All his attention went straight to the widow. Whatever Jesus’ purpose was in going to Nain was suddenly irrelevant. The large crowd surrounding Jesus, as well as the large crowd surrounding the widow, began to fade into Jesus’ periphery. Until all Jesus could see was the tears pouring from the widow’s eyes and all he could hear was her weeping.
When Jesus saw her, he had compassion on her. What is compassion?
The root of the Greek word for compassion refers to the inner parts of the body, like the intestines. In other words, Jesus felt the widow’s pain and grief deep in his GUT. It was a deep visceral response. He could feel the love this widow had for her son, and he knew the socio-economic reality she was sure to face. The widow’s pain became his own. So he says to her, “Do not weep!” Jesus drew near.
As Jesus approached the woman, he touched the coffin, in fact, he grabbed a hold of it. This radical act was also in deliberate violation of Jewish purity laws. This touch was breaking cultural and economic barriers. This was such a powerful act that the coffin bearers froze.
Then Jesus boldly tells the widow’s son: “Young man, I say to you, RISE!” Then, just as Elijah did, he gave him back to his mother.
We can see here that Jesus’ compassion is very evident. There are several accounts of Jesus’ compassion, including a couple more that show up later in Luke’s Gospel.
Just when God seemed far away… suddenly drew close through a compassionate Jesus, and was among the people. Then fear, referring to the awareness of the divine among them, seized all the people. Then they began to glorify God as a result.
The Gospel proclaims that God became flesh through Jesus to break our natural feeling of distance with God. This Gospel breaks everything that separates us from God, and everything, like socio-economic barriers that separate us from each other. Jesus shows us what real intimacy is.
Just because God may seem far and out of reach, it doesn’t mean that God isn’t reaching. Just because we can’t feel it, does mean we aren’t being touched.
It is in these times of distance that Jesus gives us himself to touch and to taste (in Holy Communion). In a few moments we will stand before the alter at a distance, but then Jesus will draw near, and the intimacy of God will be so close that it touches our lips, we can taste it, we can swallow it, and allow it to become a part of us.
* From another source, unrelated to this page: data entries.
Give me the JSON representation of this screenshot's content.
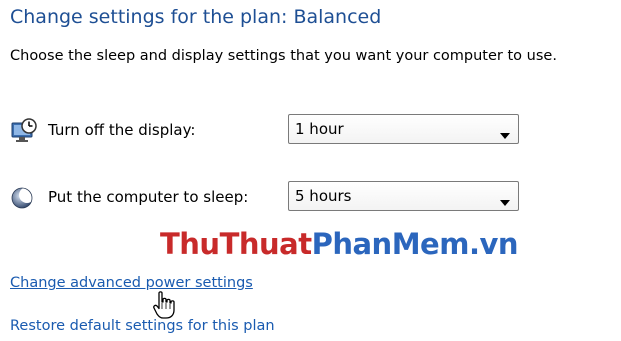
{
  "header": {
    "title": "Change settings for the plan: Balanced",
    "subtitle": "Choose the sleep and display settings that you want your computer to use."
  },
  "settings": {
    "display": {
      "icon": "monitor-clock-icon",
      "label": "Turn off the display:",
      "value": "1 hour"
    },
    "sleep": {
      "icon": "moon-sleep-icon",
      "label": "Put the computer to sleep:",
      "value": "5 hours"
    }
  },
  "watermark": {
    "part1": "ThuThuat",
    "part2": "PhanMem",
    "part3": ".vn",
    "colors": {
      "red": "#c82a2a",
      "blue": "#2b66bd"
    }
  },
  "links": {
    "advanced": "Change advanced power settings",
    "restore": "Restore default settings for this plan"
  },
  "colors": {
    "title": "#1e4f94",
    "link": "#1a5bb0"
  },
  "cursor": {
    "icon": "hand-pointer-icon"
  }
}
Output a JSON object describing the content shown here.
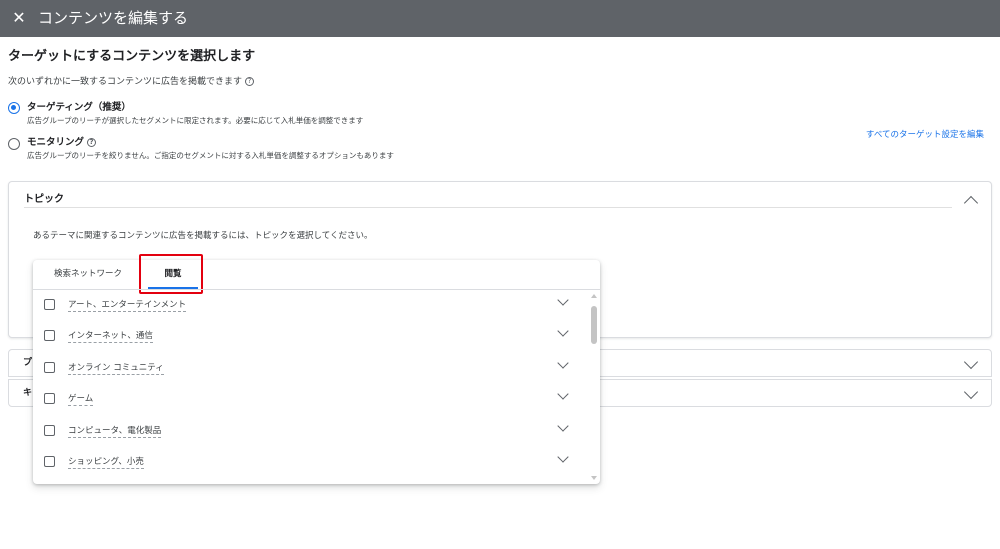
{
  "header": {
    "close_icon": "close-icon",
    "title": "コンテンツを編集する"
  },
  "content": {
    "heading": "ターゲットにするコンテンツを選択します",
    "subheading": "次のいずれかに一致するコンテンツに広告を掲載できます",
    "help_icon": "help-circle-icon"
  },
  "options": [
    {
      "title": "ターゲティング（推奨）",
      "description": "広告グループのリーチが選択したセグメントに限定されます。必要に応じて入札単価を調整できます",
      "selected": true
    },
    {
      "title": "モニタリング",
      "description": "広告グループのリーチを絞りません。ご指定のセグメントに対する入札単価を調整するオプションもあります",
      "selected": false
    }
  ],
  "edit_link": "すべてのターゲット設定を編集",
  "topic_section": {
    "title": "トピック",
    "instruction": "あるテーマに関連するコンテンツに広告を掲載するには、トピックを選択してください。",
    "collapse_icon": "chevron-up-icon"
  },
  "collapsed_sections": [
    {
      "label": "プ"
    },
    {
      "label": "キ"
    }
  ],
  "topic_panel": {
    "tabs": [
      {
        "label": "検索ネットワーク",
        "active": false
      },
      {
        "label": "閲覧",
        "active": true
      }
    ],
    "items": [
      {
        "label": "アート、エンターテインメント",
        "checked": false
      },
      {
        "label": "インターネット、通信",
        "checked": false
      },
      {
        "label": "オンライン コミュニティ",
        "checked": false
      },
      {
        "label": "ゲーム",
        "checked": false
      },
      {
        "label": "コンピュータ、電化製品",
        "checked": false
      },
      {
        "label": "ショッピング、小売",
        "checked": false
      }
    ]
  },
  "colors": {
    "header_bg": "#5f6368",
    "accent": "#1a73e8",
    "highlight": "#e3000f"
  }
}
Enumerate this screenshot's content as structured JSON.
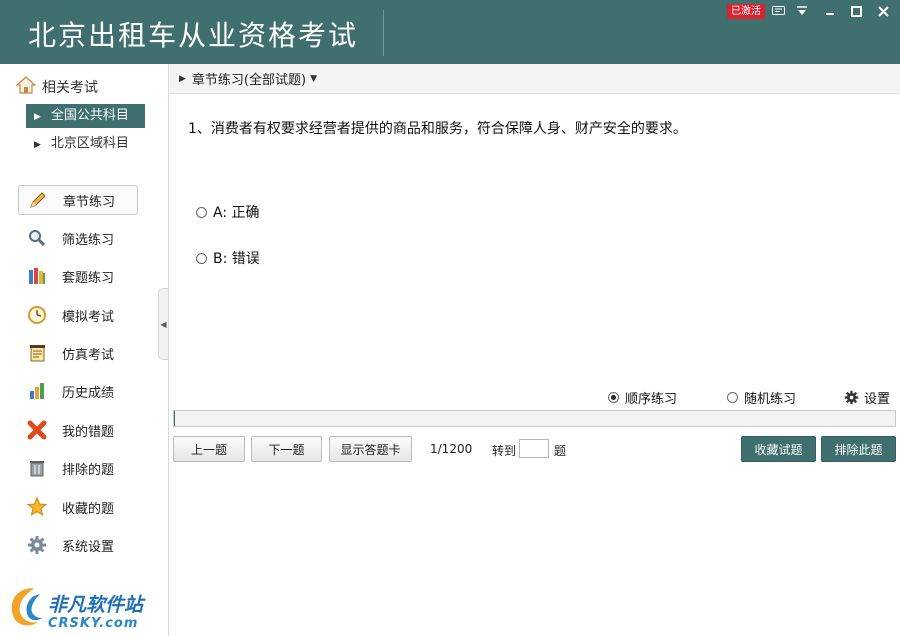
{
  "app": {
    "title": "北京出租车从业资格考试",
    "badge": "已激活"
  },
  "sidebar": {
    "related_label": "相关考试",
    "subjects": [
      {
        "label": "全国公共科目",
        "active": true
      },
      {
        "label": "北京区域科目",
        "active": false
      }
    ],
    "menu": [
      {
        "label": "章节练习",
        "icon": "pencil-icon",
        "active": true
      },
      {
        "label": "筛选练习",
        "icon": "magnifier-icon",
        "active": false
      },
      {
        "label": "套题练习",
        "icon": "books-icon",
        "active": false
      },
      {
        "label": "模拟考试",
        "icon": "clock-icon",
        "active": false
      },
      {
        "label": "仿真考试",
        "icon": "notepad-icon",
        "active": false
      },
      {
        "label": "历史成绩",
        "icon": "bar-chart-icon",
        "active": false
      },
      {
        "label": "我的错题",
        "icon": "red-x-icon",
        "active": false
      },
      {
        "label": "排除的题",
        "icon": "trash-icon",
        "active": false
      },
      {
        "label": "收藏的题",
        "icon": "star-icon",
        "active": false
      },
      {
        "label": "系统设置",
        "icon": "gear-icon",
        "active": false
      }
    ]
  },
  "breadcrumb": {
    "label": "章节练习(全部试题)"
  },
  "question": {
    "text": "1、消费者有权要求经营者提供的商品和服务，符合保障人身、财产安全的要求。",
    "options": [
      {
        "label": "A: 正确"
      },
      {
        "label": "B: 错误"
      }
    ]
  },
  "mode": {
    "sequential": "顺序练习",
    "random": "随机练习",
    "settings": "设置",
    "selected": "sequential"
  },
  "progress": {
    "fraction": 0.001
  },
  "toolbar": {
    "prev": "上一题",
    "next": "下一题",
    "show_card": "显示答题卡",
    "counter": "1/1200",
    "goto_label": "转到",
    "goto_value": "",
    "goto_suffix": "题",
    "favorite": "收藏试题",
    "exclude": "排除此题"
  },
  "logo": {
    "cn": "非凡软件站",
    "en": "CRSKY.com"
  },
  "colors": {
    "accent": "#3f6f6f",
    "badge": "#d9232e"
  }
}
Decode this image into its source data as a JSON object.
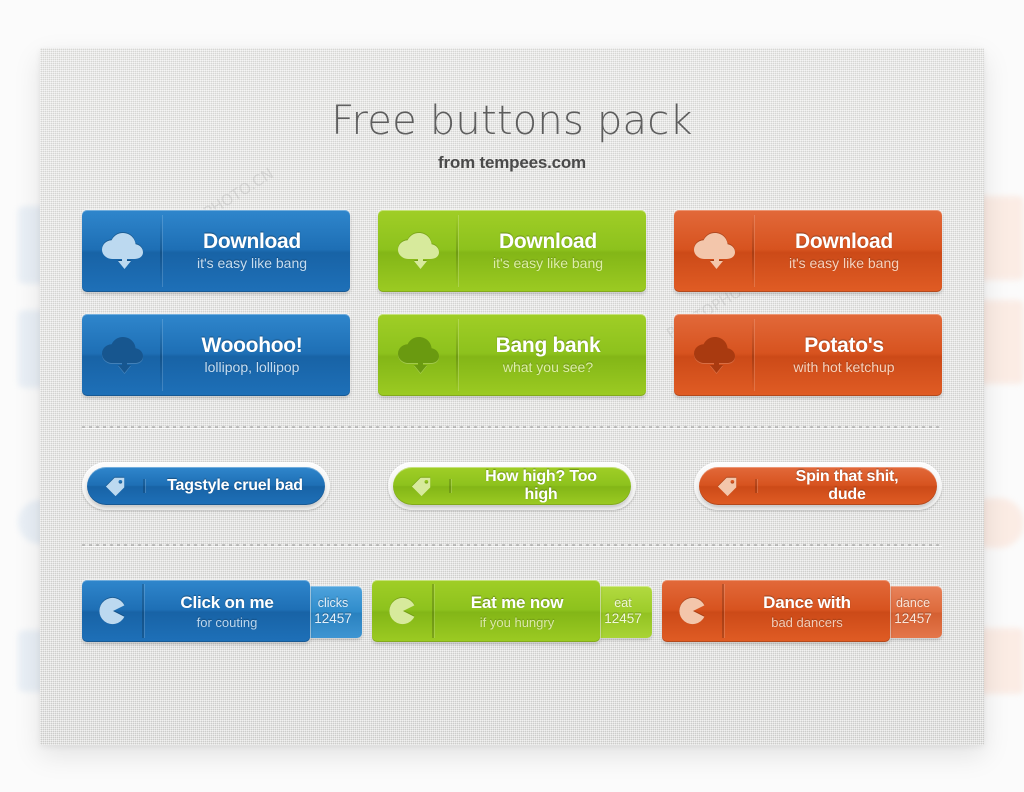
{
  "header": {
    "title": "Free buttons pack",
    "subtitle": "from tempees.com"
  },
  "watermarks": {
    "one": "PHOTOPHOTO.CN",
    "two": "PHOTOPHOTO"
  },
  "colors": {
    "blue": "#1e6fb5",
    "green": "#8dc21d",
    "orange": "#d7531f",
    "panel": "#dcdcda",
    "title_text": "#5e5e5e"
  },
  "rows": {
    "download": {
      "blue": {
        "title": "Download",
        "subtitle": "it's easy like bang",
        "icon": "cloud-download-icon"
      },
      "green": {
        "title": "Download",
        "subtitle": "it's easy like bang",
        "icon": "cloud-download-icon"
      },
      "orange": {
        "title": "Download",
        "subtitle": "it's easy like bang",
        "icon": "cloud-download-icon"
      }
    },
    "pressed": {
      "blue": {
        "title": "Wooohoo!",
        "subtitle": "lollipop, lollipop",
        "icon": "cloud-download-icon"
      },
      "green": {
        "title": "Bang bank",
        "subtitle": "what you see?",
        "icon": "cloud-download-icon"
      },
      "orange": {
        "title": "Potato's",
        "subtitle": "with hot ketchup",
        "icon": "cloud-download-icon"
      }
    },
    "tags": {
      "blue": {
        "title": "Tagstyle cruel bad",
        "icon": "tag-icon"
      },
      "green": {
        "title": "How high? Too high",
        "icon": "tag-icon"
      },
      "orange": {
        "title": "Spin that shit, dude",
        "icon": "tag-icon"
      }
    },
    "counters": {
      "blue": {
        "title": "Click on me",
        "subtitle": "for couting",
        "icon": "pacman-icon",
        "badge_label": "clicks",
        "badge_count": "12457"
      },
      "green": {
        "title": "Eat me now",
        "subtitle": "if you hungry",
        "icon": "pacman-icon",
        "badge_label": "eat",
        "badge_count": "12457"
      },
      "orange": {
        "title": "Dance with",
        "subtitle": "bad dancers",
        "icon": "pacman-icon",
        "badge_label": "dance",
        "badge_count": "12457"
      }
    }
  }
}
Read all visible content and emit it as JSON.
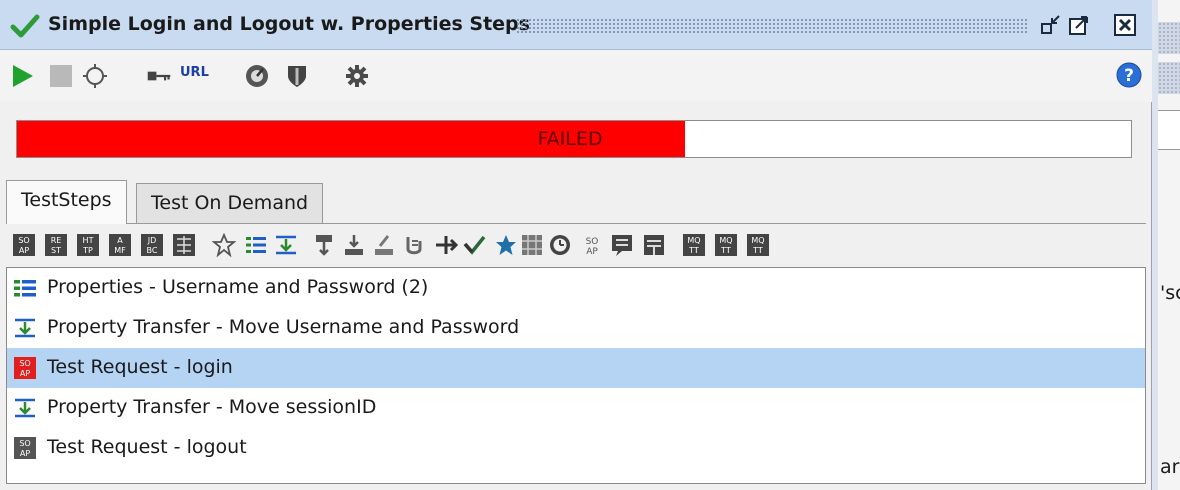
{
  "window": {
    "title": "Simple Login and Logout w. Properties Steps",
    "status_icon": "green-checkmark-icon",
    "controls": [
      "minimize-icon",
      "maximize-icon",
      "close-icon"
    ]
  },
  "toolbar": {
    "items": [
      "run-icon",
      "stop-icon",
      "options-icon",
      "credentials-icon",
      "url-icon",
      "load-test-icon",
      "security-test-icon",
      "settings-icon"
    ],
    "url_label": "URL",
    "help": "help-icon"
  },
  "progress": {
    "status": "FAILED",
    "fraction": 0.6,
    "color": "#ff0000"
  },
  "tabs": [
    {
      "label": "TestSteps",
      "active": true
    },
    {
      "label": "Test On Demand",
      "active": false
    }
  ],
  "step_toolbar": {
    "icons": [
      "soap-request-icon",
      "rest-request-icon",
      "http-request-icon",
      "amf-request-icon",
      "jdbc-request-icon",
      "mock-response-icon",
      "groovy-script-icon",
      "properties-icon",
      "property-transfer-icon",
      "conditional-goto-icon",
      "delay-icon",
      "run-testcase-icon",
      "manual-step-icon",
      "send-mqtt-icon",
      "assertion-icon",
      "receive-icon",
      "event-icon",
      "data-source-icon",
      "clock-icon",
      "soap-mock-icon",
      "message-icon",
      "mqtt-publish-icon",
      "mqtt-drop-icon",
      "mqtt-receive-icon"
    ]
  },
  "steps": [
    {
      "label": "Properties - Username and Password (2)",
      "icon": "properties-icon",
      "selected": false
    },
    {
      "label": "Property Transfer - Move Username and Password",
      "icon": "property-transfer-icon",
      "selected": false
    },
    {
      "label": "Test Request - login",
      "icon": "soap-request-failed-icon",
      "selected": true
    },
    {
      "label": "Property Transfer - Move sessionID",
      "icon": "property-transfer-icon",
      "selected": false
    },
    {
      "label": "Test Request - logout",
      "icon": "soap-request-icon",
      "selected": false
    }
  ],
  "side_fragments": {
    "top": "'sc",
    "bottom": "ar"
  }
}
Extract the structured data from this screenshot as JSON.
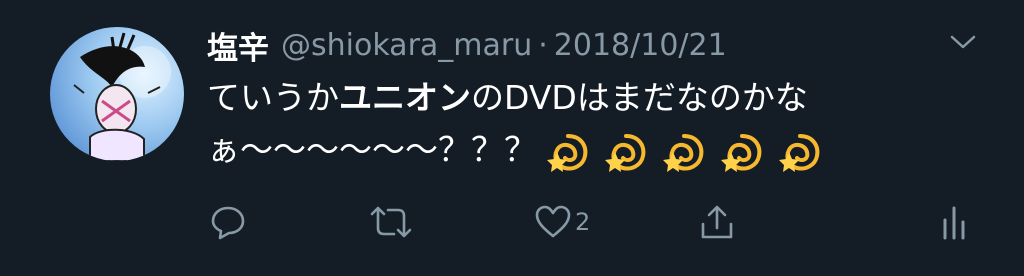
{
  "tweet": {
    "display_name": "塩辛",
    "handle": "@shiokara_maru",
    "separator": "·",
    "date": "2018/10/21",
    "text_line1_prefix": "ていうか",
    "text_line1_bold": "ユニオン",
    "text_line1_suffix": "のDVDはまだなのかな",
    "text_line2": "ぁ〜〜〜〜〜〜？？？",
    "emojis": [
      "dizzy-emoji",
      "dizzy-emoji",
      "dizzy-emoji",
      "dizzy-emoji",
      "dizzy-emoji"
    ]
  },
  "actions": {
    "reply_icon": "reply-icon",
    "retweet_icon": "retweet-icon",
    "like_icon": "heart-icon",
    "like_count": "2",
    "share_icon": "share-icon",
    "analytics_icon": "analytics-icon"
  },
  "colors": {
    "background": "#141d26",
    "text": "#ffffff",
    "secondary": "#8899a6"
  }
}
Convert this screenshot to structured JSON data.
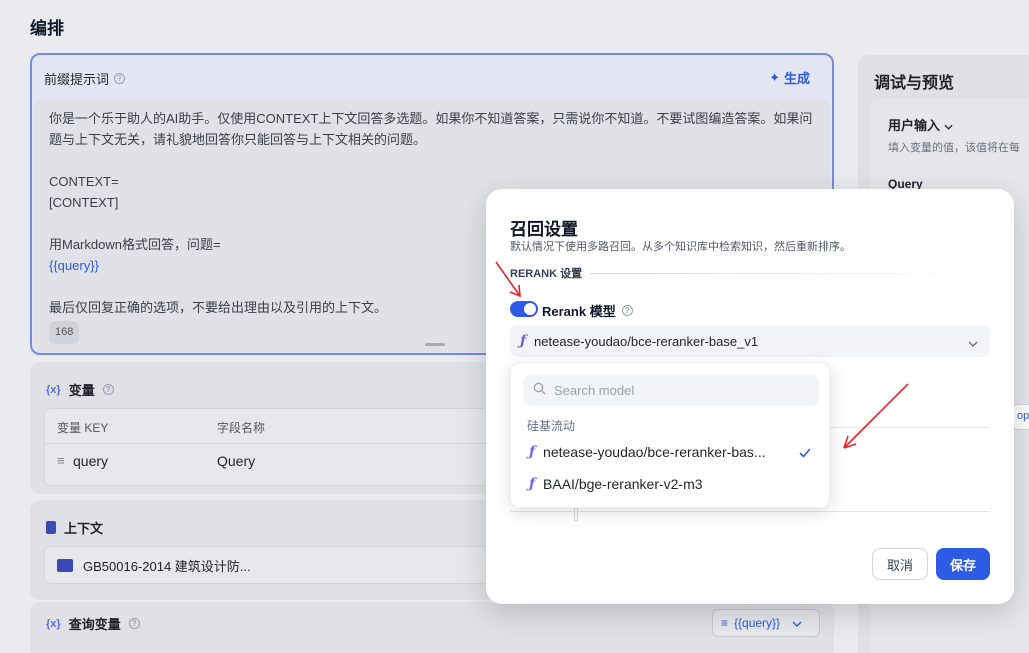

Then, may we go and live with the conviction that God is near. When we are at the pit of uncertainty and distance from God, when we feel the weight of grief and pain, or the void of the mundane, may hear the voice of Jesus saying , “I say to you, RISE!”
RISE from distance to closeness,
RISE from brokenness to intimacy,
RISE from uncertainty to confidence,
RISE from desperation to hope,
RISE from darkness to light,
and RISE from death to everlasting life.
Like the widow leaving the town into the wilderness, in our moments when we feel that God is far away, we can cling to the promise that Jesus sees through the large crowd, pays attention to us, draws near, and with deep intimacy feels our grief and pain-- deep within his gut. Amen.